In 1961 he became U.S. Postmaster General in the administration of John F. Kennedy. There, he was responsible for reducing the postal deficit, introducing ZIP codes, and improving service and employee morale; towards the latter he signed its first labor contract, with the National Rural Letter Carriers' Association.

During his time at the job the Dag Hammarskjöld invert stamp was printed and reprinted. In August 1963, he resigned as Postmaster General, saying it was hard to live on the $25,000 salary the office paid. In 1965 he published a light-hearted memoir about his Postmaster General service, My Appointed Round: 929 days as Postmaster General (New York: Holt, Rinehart and Winston, ).

==Return to private practice==
Immediately after leaving the federal government, Day returned to private law practice and joined the firm of Sidley Austin Burgess and Smith. In this capacity he helped establish the firm's Washington, DC office. His clients included the Advertising Mail Marketing Association, an organization that particularly benefited from the ZIP code's use in targeting mass marketing campaigns by income level.

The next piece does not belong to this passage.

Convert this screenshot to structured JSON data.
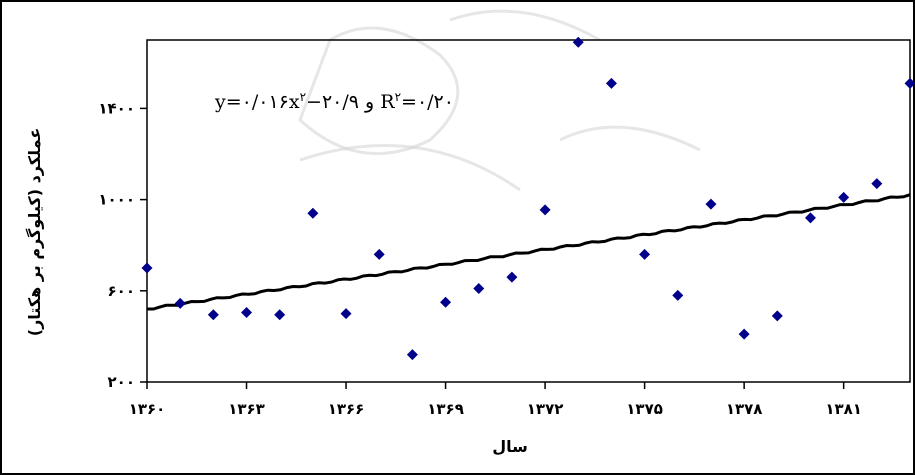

Day's departure resulted from a perceived slight by his partners following the merger of Sidley with the Chicago law firm Liebman, Williams, Bennett, Baird and Minow. Day sued his former partners in a case that went to the United States Court of Appeals for the District of Columbia Circuit. Day v. Sidley & Austin, 548 F.2d 1018 (D.C.Cir. 1976). The court found that Day suffered from a bruised ego but that the facts failed to establish a legal cause of action. Day joined Squire, Sanders & Dempsey in 1973, where he remained until he retired in 1984. Day also served as legal counsel for the Association of Postal Commerce for a number of years until 1986; the association subsequently established the annual "J. Edward Day Award", given in recognition of "distinguished service to the nation's postal community."

Day died of a heart attack on October 29, 1996, in Hunt Valley, Maryland.